❄️ Snowstorm ❄️

As Spring yet approaches, I still can recall—

The passion of my youth, the spirit of my fall,

From innocence to impotence and gestures from the grave:

Wherein I left the visage of my angel who would pray….

That warmth could melt the frozen limbs & times which now have passed,

In absence now the words mean more than when I heard them last.

She spoke to me, I cherish now what then I barely caught.

Still wandering, inside my mind like someone who was lost.

And were I spring I’d rush to melt the frost upon the ground

And to exhume my own mistakes to speak to you but now—

I have to wait and turn to ice, the absence left me cold,

I still recalls the things I said and how I lost control.

I swear it off and seek for change with chains around my throat,

Those Summer days or was it Fall with circumstance of note…

I know you’re there you wander still but I will not arrive,

I seek for you inside the Spring and remain in your mind—

If consciousness does yet persist, perhaps we’ll reunite—

Upon the threshold between here and Summer’s afterlife…

Thus terrified I wander still, I trace you through the Fall,

The auburn leaves and cool breeze which leads across the wall…

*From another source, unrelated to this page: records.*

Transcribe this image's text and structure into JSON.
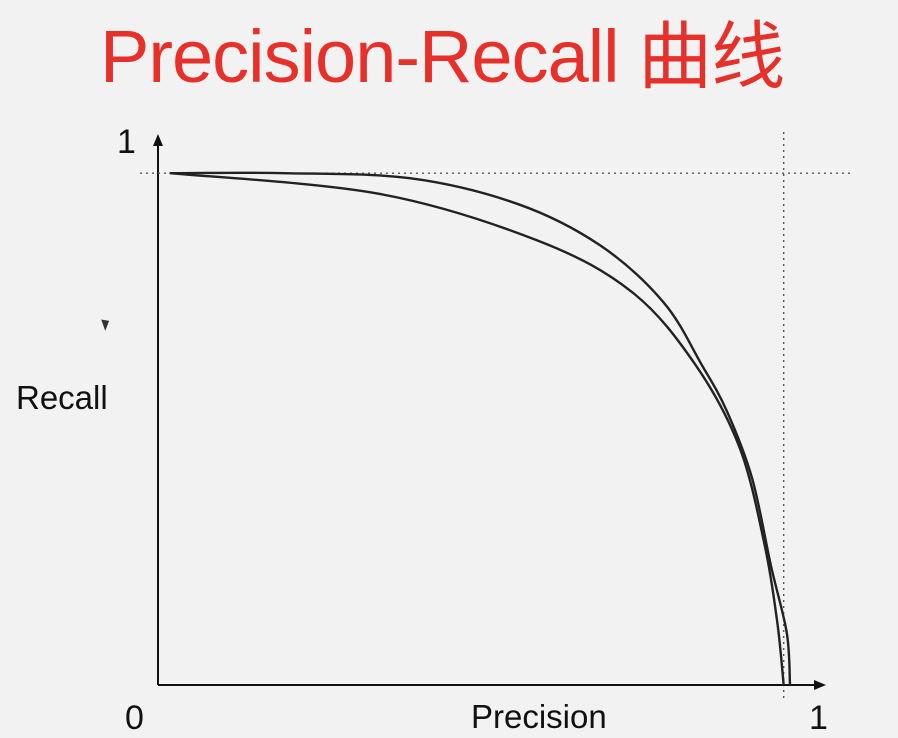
{
  "chart_data": {
    "type": "line",
    "title": "Precision-Recall 曲线",
    "xlabel": "Precision",
    "ylabel": "Recall",
    "xlim": [
      0,
      1
    ],
    "ylim": [
      0,
      1
    ],
    "x_tick_labels": [
      "0",
      "1"
    ],
    "y_tick_labels": [
      "1"
    ],
    "grid": false,
    "reference_lines": {
      "x": 0.99,
      "y": 0.99
    },
    "series": [
      {
        "color": "#222222",
        "points": [
          {
            "x": 0.02,
            "y": 0.99
          },
          {
            "x": 0.35,
            "y": 0.95
          },
          {
            "x": 0.6,
            "y": 0.86
          },
          {
            "x": 0.75,
            "y": 0.76
          },
          {
            "x": 0.85,
            "y": 0.62
          },
          {
            "x": 0.92,
            "y": 0.46
          },
          {
            "x": 0.96,
            "y": 0.27
          },
          {
            "x": 0.98,
            "y": 0.12
          },
          {
            "x": 0.99,
            "y": 0.0
          }
        ]
      },
      {
        "color": "#222222",
        "points": [
          {
            "x": 0.02,
            "y": 0.99
          },
          {
            "x": 0.2,
            "y": 0.99
          },
          {
            "x": 0.4,
            "y": 0.98
          },
          {
            "x": 0.57,
            "y": 0.93
          },
          {
            "x": 0.7,
            "y": 0.85
          },
          {
            "x": 0.8,
            "y": 0.74
          },
          {
            "x": 0.86,
            "y": 0.62
          },
          {
            "x": 0.9,
            "y": 0.53
          },
          {
            "x": 0.94,
            "y": 0.4
          },
          {
            "x": 0.97,
            "y": 0.23
          },
          {
            "x": 0.995,
            "y": 0.1
          },
          {
            "x": 1.0,
            "y": 0.0
          }
        ]
      }
    ]
  }
}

This other side is snowy still and frost it coats the ground,

I replay yet the moments when you first would come around.

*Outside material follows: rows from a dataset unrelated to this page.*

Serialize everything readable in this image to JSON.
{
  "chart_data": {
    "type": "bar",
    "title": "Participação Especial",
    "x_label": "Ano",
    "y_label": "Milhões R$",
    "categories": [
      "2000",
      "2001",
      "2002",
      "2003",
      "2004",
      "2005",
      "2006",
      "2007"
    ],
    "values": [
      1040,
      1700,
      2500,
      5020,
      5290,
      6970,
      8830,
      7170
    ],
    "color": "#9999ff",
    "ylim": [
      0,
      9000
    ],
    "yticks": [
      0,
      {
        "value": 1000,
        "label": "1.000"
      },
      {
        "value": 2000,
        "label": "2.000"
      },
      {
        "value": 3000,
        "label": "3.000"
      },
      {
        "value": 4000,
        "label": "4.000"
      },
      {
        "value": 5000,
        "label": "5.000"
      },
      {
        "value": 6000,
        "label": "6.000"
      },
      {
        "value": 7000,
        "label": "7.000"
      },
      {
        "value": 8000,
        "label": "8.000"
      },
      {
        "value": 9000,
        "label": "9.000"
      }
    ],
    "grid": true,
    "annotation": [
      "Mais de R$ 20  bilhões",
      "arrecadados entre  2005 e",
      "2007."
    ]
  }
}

In those I slipped, the passion melts the ice around my youth—

And uncontrolled I spiral out still yearning, after you.

The absence lets me follow prints until I reach the bridge—

And there they end, I can’t pretend I understand your gift…

I’d like to meet up later on if you could yet return,

The Spring arrives, the sun will rise, and slowly I will burn.

I know I’ll still call out to you the specter in my hills—

The youth which taught me all I know where you’ve remained yet still.